RWE-Aktie - WKN 703712
RWE gewinnt mit 2,4 Prozent Zuwachs deutlich

Die Aktie des Energiekonzerns RWE gehört heute mit einer Steigerung von 2,4 Prozent zu den Performance-Besten des Tages. Zuletzt wird die Aktie mit 18,60 Euro gehandelt.

FrankfurtDer Anteilschein des Energiekonzerns RWE gehört heute mit einer Steigerung von 2,4 Prozent zu den Hoffnungsträgern des Tages. Im Vergleich zum Vortagesschlusskurs von 18,16 Euro kann sich das Papier des Energiekonzerns um klare 44 Cent auf 18,60 Euro verbessern.

Das US-Analysehaus Bernstein Research hat das Kursziel für RWE von 15,50 auf 17,60 Euro angehoben, aber die Einstufung auf "Market-Perform" belassen. Die Zielerhöhung reflektiere ihre neue Bewertung der Ökostrom-Tochter Innogy sowie aktualisierte Strompreisannahmen, schrieb Analystin Deepa Venkateswaran in einer Studie vom Dienstag.

Im Dax gehört der Wert mit 2,4 Prozent Plus zu den Gewinnbringern des Tages. Das Papier liegt auf Rang zwei in der Spitzengruppe der Performance-Rangliste. Der Dax liegt derzeit bei 12.686 Punkten (minus 1,06 Prozent).

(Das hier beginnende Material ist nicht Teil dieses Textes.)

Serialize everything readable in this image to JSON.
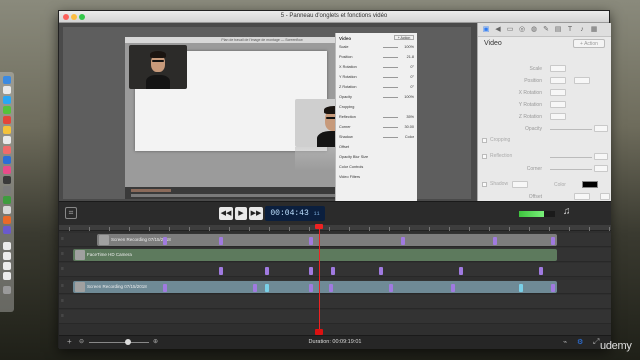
{
  "window": {
    "title": "5 - Panneau d'onglets et fonctions vidéo"
  },
  "inner_app": {
    "title": "Plan de travail de l'image de montage — Screenflow",
    "inspector": {
      "heading": "Video",
      "action": "+ Action",
      "rows": [
        {
          "label": "Scale",
          "value": "100%"
        },
        {
          "label": "Position",
          "value": "21.8"
        },
        {
          "label": "X Rotation",
          "value": "0°"
        },
        {
          "label": "Y Rotation",
          "value": "0°"
        },
        {
          "label": "Z Rotation",
          "value": "0°"
        },
        {
          "label": "Opacity",
          "value": "100%"
        },
        {
          "label": "Cropping",
          "value": ""
        },
        {
          "label": "Reflection",
          "value": "35%"
        },
        {
          "label": "Corner",
          "value": "30.00"
        },
        {
          "label": "Shadow",
          "value": "Color"
        },
        {
          "label": "Offset",
          "value": ""
        },
        {
          "label": "Opacity   Blur Size",
          "value": ""
        },
        {
          "label": "Color Controls",
          "value": ""
        },
        {
          "label": "Video Filters",
          "value": ""
        }
      ]
    }
  },
  "transport": {
    "rewind": "◀◀",
    "play": "▶",
    "forward": "▶▶",
    "timecode": "00:04:43",
    "timecode_frames": "11",
    "level": 0.7
  },
  "timeline": {
    "clips": [
      {
        "track": 1,
        "name": "Screen Recording 07/15/2018"
      },
      {
        "track": 2,
        "name": "FaceTime HD Camera"
      },
      {
        "track": 4,
        "name": "Screen Recording 07/15/2018"
      }
    ],
    "duration_label": "Duration: 00:09:19:01"
  },
  "inspector": {
    "heading": "Video",
    "action": "+ Action",
    "rows": [
      {
        "label": "Scale"
      },
      {
        "label": "Position"
      },
      {
        "label": "X Rotation"
      },
      {
        "label": "Y Rotation"
      },
      {
        "label": "Z Rotation"
      },
      {
        "label": "Opacity"
      },
      {
        "label": "Cropping"
      },
      {
        "label": "Reflection"
      },
      {
        "label": "Corner"
      },
      {
        "label": "Shadow"
      },
      {
        "label": "Offset"
      }
    ],
    "shadow_color_label": "Color"
  },
  "watermark": "udemy"
}
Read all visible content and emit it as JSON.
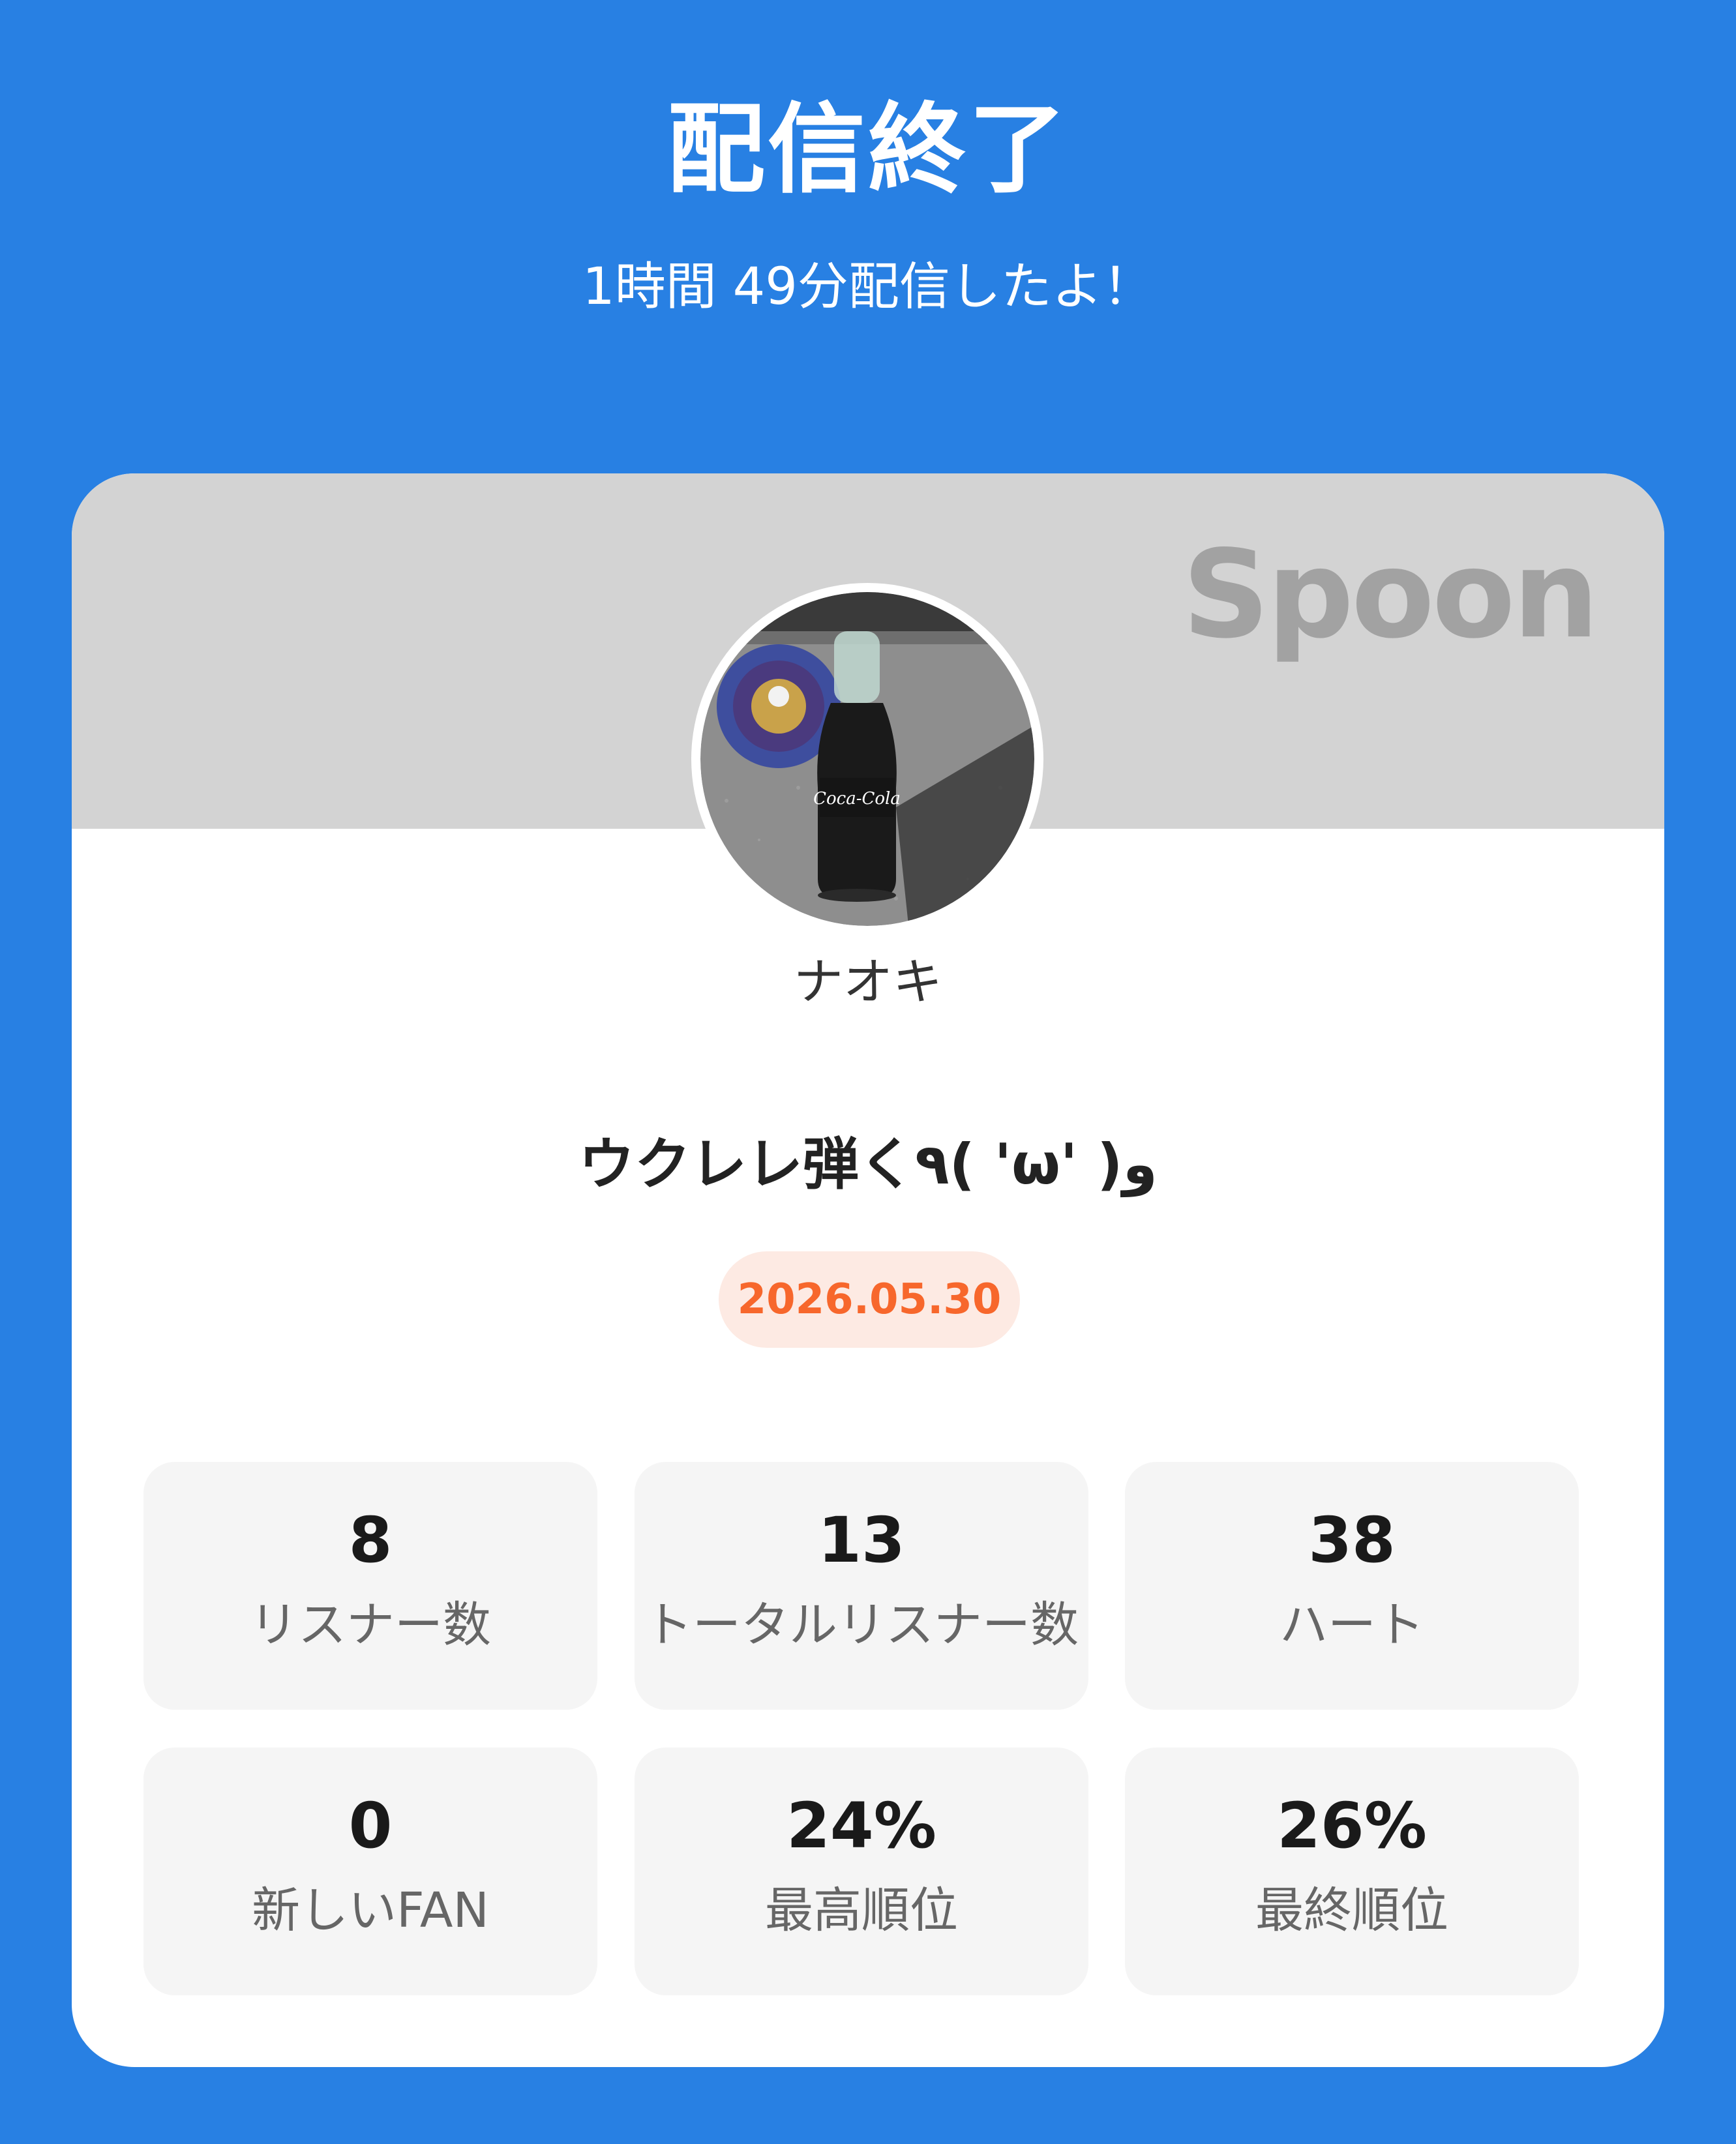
{
  "header": {
    "title": "配信終了",
    "subtitle": "1時間 49分配信したよ！"
  },
  "card": {
    "brand": "Spoon",
    "username": "ナオキ",
    "broadcast_title": "ウクレレ弾く٩( 'ω' )و",
    "date": "2026.05.30",
    "avatar_icon": "profile-photo-cola-bottle"
  },
  "stats": [
    {
      "value": "8",
      "label": "リスナー数"
    },
    {
      "value": "13",
      "label": "トータルリスナー数"
    },
    {
      "value": "38",
      "label": "ハート"
    },
    {
      "value": "0",
      "label": "新しいFAN"
    },
    {
      "value": "24%",
      "label": "最高順位"
    },
    {
      "value": "26%",
      "label": "最終順位"
    }
  ],
  "colors": {
    "background": "#2880E3",
    "banner": "#D3D3D3",
    "date_text": "#F7672C",
    "date_badge": "#FDEAE3"
  }
}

Daher entwickelt sich die RWE-Aktie besser als der Index.

Mit einem Preis von 18,05 Euro ist der Anteilschein am Dienstag in den Handel gegangen und erreichte zwischenzeitlich ein Tageshoch von 18,61 Euro.

Die RWE-Aktie liegt mit -0,8 Prozent unter dem 52-Wochen-Hoch, das 18,45 Euro beträgt. Es war am 1. Juni 2017 erreicht worden. Das 52-Wochen-Tief stammt vom 15. Dezember 2016 und beträgt 11,02 Euro.

Auf 91,55 Millionen Euro Umsatz kam die Aktie bis um 17:45 Uhr. Zu diesem Zeitpunkt waren am Vortag Papiere im Wert von 0,0 Millionen Euro gehandelt worden. Das Allzeit-Hoch der RWE-Aktie beträgt 102,20 Euro und war am 7. Januar 2008 erreicht worden. Das Allzeit-Tief seit dem Börsengang am 29. September 2015 liegt bei 9,13 Euro.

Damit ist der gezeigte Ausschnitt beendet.